At that time, the Nationals were known league-wide as a repository for six-year minor league free agents and low-budget signings. But since then, they've signed Dunn. They inked a lucrative mid-August deal with No. 1 draft pick Stephen Strasburg. They added a future Hall of Famer, Rodríguez. With each addition, the sales pitch to the next target has become easier.
"I follow baseball; I'm a baseball fan," Marquis said. "I follow teams -- what direction they're going in, what moves they make, what they're looking for." Speaking strictly about the Nationals, Marquis said, "They're in a phase where they've gone out and made the improvements they need to become a winning team."

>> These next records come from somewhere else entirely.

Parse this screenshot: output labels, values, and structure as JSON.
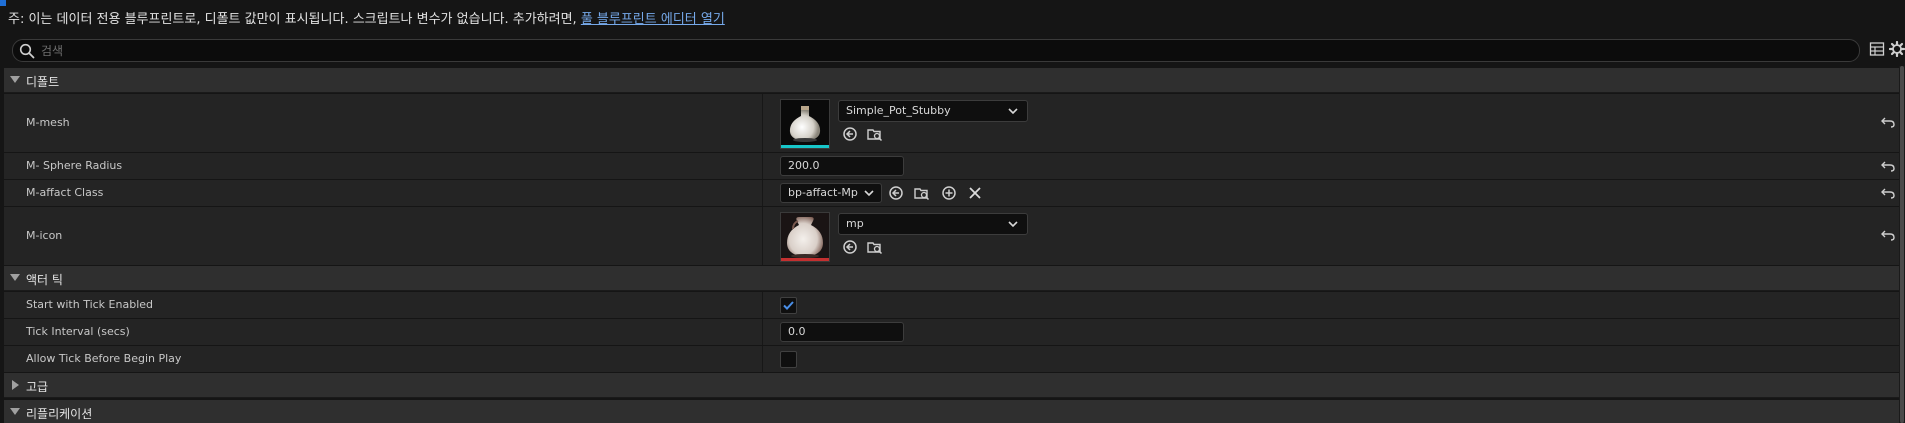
{
  "notice": {
    "text": "주: 이는 데이터 전용 블루프린트로, 디폴트 값만이 표시됩니다. 스크립트나 변수가 없습니다. 추가하려면, ",
    "link": "풀 블루프린트 에디터 열기"
  },
  "search": {
    "placeholder": "검색",
    "value": ""
  },
  "sections": {
    "default": {
      "title": "디폴트"
    },
    "actor_tick": {
      "title": "액터 틱"
    },
    "advanced": {
      "title": "고급"
    },
    "replication": {
      "title": "리플리케이션"
    }
  },
  "properties": {
    "m_mesh": {
      "label": "M-mesh",
      "value": "Simple_Pot_Stubby"
    },
    "m_sphere_radius": {
      "label": "M- Sphere Radius",
      "value": "200.0"
    },
    "m_affact_class": {
      "label": "M-affact Class",
      "value": "bp-affact-Mp"
    },
    "m_icon": {
      "label": "M-icon",
      "value": "mp"
    },
    "start_with_tick_enabled": {
      "label": "Start with Tick Enabled",
      "checked": true
    },
    "tick_interval": {
      "label": "Tick Interval (secs)",
      "value": "0.0"
    },
    "allow_tick_before_begin_play": {
      "label": "Allow Tick Before Begin Play",
      "checked": false
    }
  },
  "colors": {
    "accent_link": "#76a9ea",
    "mesh_thumb_bar": "#17c6c9",
    "texture_thumb_bar": "#c43030",
    "checkbox_check": "#4a8fe8"
  },
  "icons": {
    "toolbar": [
      "grid-view-icon",
      "settings-gear-icon"
    ],
    "reset": "reset-to-default-icon",
    "asset_actions": [
      "use-selected-asset-icon",
      "browse-asset-icon"
    ],
    "class_actions": [
      "use-selected-asset-icon",
      "browse-asset-icon",
      "add-icon",
      "clear-icon"
    ]
  }
}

When Marquis pitched against the Nationals in early July, he witnessed (and, yes, defeated) a team at its nadir. During a three-game series at Coors Field (July 6-8), the Nationals committed seven errors and scored eight runs. The Nationals, using nothing but rookie starters, lost all three, dropping to 25-58. A week later they'd fire their manager.
At least to hear Marquis tell it, the tipping point that changed Washington's fortunes -- and its desirability as a destination -- came in August with the signing of Strasburg.
"They could easily have not taken him because maybe the money is too high," Marquis said. "They showed the commitment."
Asked for his own assessment of Strasburg's importance, Rizzo said: "It was an important time for the Nationals, I'll say that. It not only put us on the map in the amateur free agent market, but it also showed the commitment that the Lerner family and I have to the Washington market. That was an important day."
Now, the Nationals hope Marquis can provide a trickle-down benefit of his own. He'll most likely inherit the top spot in the rotation, and as a result, he'll ease the pressure on younger starters like John Lannan and (eventually) Strasburg. In 2009, Marquis lasted seven innings or more 16 times. In 2009, Washington's starters went seven or more innings just 28 times total.
Last year, shortly after the Strasburg signing, Colorado visited Washington at Nationals Park. After one game, Marquis went out to socialize with a group that included Lannan, among others. Lannan told Marquis that he loved pitching in D.C., but added, according to Marquis's recollection, "that there was a lot of pressure on him to lead the staff."
"Sometimes it's asking a lot for a first-year, second-year player to lead a pitching staff," Marquis said, "but he's done a great job with that. And hopefully I can add to that."